Well, as you would guess, Chris, uh, if there are seven million guys, there's some of everything, right? (laughs) That's a big number. But some are more in- represented than others. So, um, ethnically, African Americans are over-represented, but if we go into the persons of color formulation, uh, Latinos and Asian-Americans are underrepresented. So, um, so for white, non-white, it's almost a wash. Um, education's what you'd think. Uh, high school dropouts, way over-represented, um, with just high school, quite over-represented. But surprisingly large, um, we say representation of guys with college or even college degrees. 40% of this group has at least some college, and as I recall, about a fifth or a sixth are college grads. Uh, here's a funny one.
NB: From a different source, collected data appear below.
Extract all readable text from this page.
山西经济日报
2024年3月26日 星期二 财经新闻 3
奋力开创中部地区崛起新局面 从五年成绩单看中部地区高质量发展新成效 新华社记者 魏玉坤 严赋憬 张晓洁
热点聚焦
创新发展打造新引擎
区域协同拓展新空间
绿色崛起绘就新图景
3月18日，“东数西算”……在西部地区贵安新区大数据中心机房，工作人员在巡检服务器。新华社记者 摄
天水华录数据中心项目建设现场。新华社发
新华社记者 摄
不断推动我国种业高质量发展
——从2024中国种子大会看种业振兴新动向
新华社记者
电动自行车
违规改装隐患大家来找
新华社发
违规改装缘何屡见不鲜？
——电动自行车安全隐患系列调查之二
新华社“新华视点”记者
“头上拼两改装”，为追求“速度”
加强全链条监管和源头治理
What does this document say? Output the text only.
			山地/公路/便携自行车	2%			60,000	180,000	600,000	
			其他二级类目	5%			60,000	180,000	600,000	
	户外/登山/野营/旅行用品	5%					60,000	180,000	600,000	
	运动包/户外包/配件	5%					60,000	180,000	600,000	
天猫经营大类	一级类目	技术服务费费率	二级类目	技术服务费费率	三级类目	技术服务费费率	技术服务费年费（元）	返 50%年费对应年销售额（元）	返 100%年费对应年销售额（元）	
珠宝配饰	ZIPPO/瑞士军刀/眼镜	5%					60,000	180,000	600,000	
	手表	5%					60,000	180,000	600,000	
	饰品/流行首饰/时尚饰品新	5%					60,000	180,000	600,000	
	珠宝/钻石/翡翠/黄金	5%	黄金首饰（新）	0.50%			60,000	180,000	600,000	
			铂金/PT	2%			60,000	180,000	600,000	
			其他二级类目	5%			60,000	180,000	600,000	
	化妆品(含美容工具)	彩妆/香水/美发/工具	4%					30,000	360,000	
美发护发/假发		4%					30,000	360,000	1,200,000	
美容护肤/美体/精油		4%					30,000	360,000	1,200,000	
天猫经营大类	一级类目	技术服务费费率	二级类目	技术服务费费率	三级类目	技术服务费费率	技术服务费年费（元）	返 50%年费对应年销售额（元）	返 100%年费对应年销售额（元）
Marital structure, family structure. Uh, it turns out that, um, married guys, no matter what their ethnicity, uh, are way less likely to be in this pool. They're way more likely to be out looking for work or having work. Uh, guys who have never been married, way more likely to be in this pool. And it's not just, uh, the- the wedding ring, although that obviously is a big predictor. If you, uh, if you're living under the same roof with kids and you're a guy, you're way more likely to be looking for work. I mean, that kind of, that's not surprising to me, but it's, you know, kind of like the provider effect or something. And last but not least, uh, the Census Bureau has something that they call nativity, which seems kind of weird to me. It sounds like a Christmas scene. Uh, it's, what they mean is where you're born. Are you born overseas or native born? Uh, foreign-born guys are way more likely to be not in this pool, um, no matter what their ethnic background, uh, more likely than their counterparts. And that's not a surprise to me, and I'm sure it's not a surprise to you in particular, because people who come here from overseas are kind of motivated to do something here, and they're- they're more likely to be in the workforce.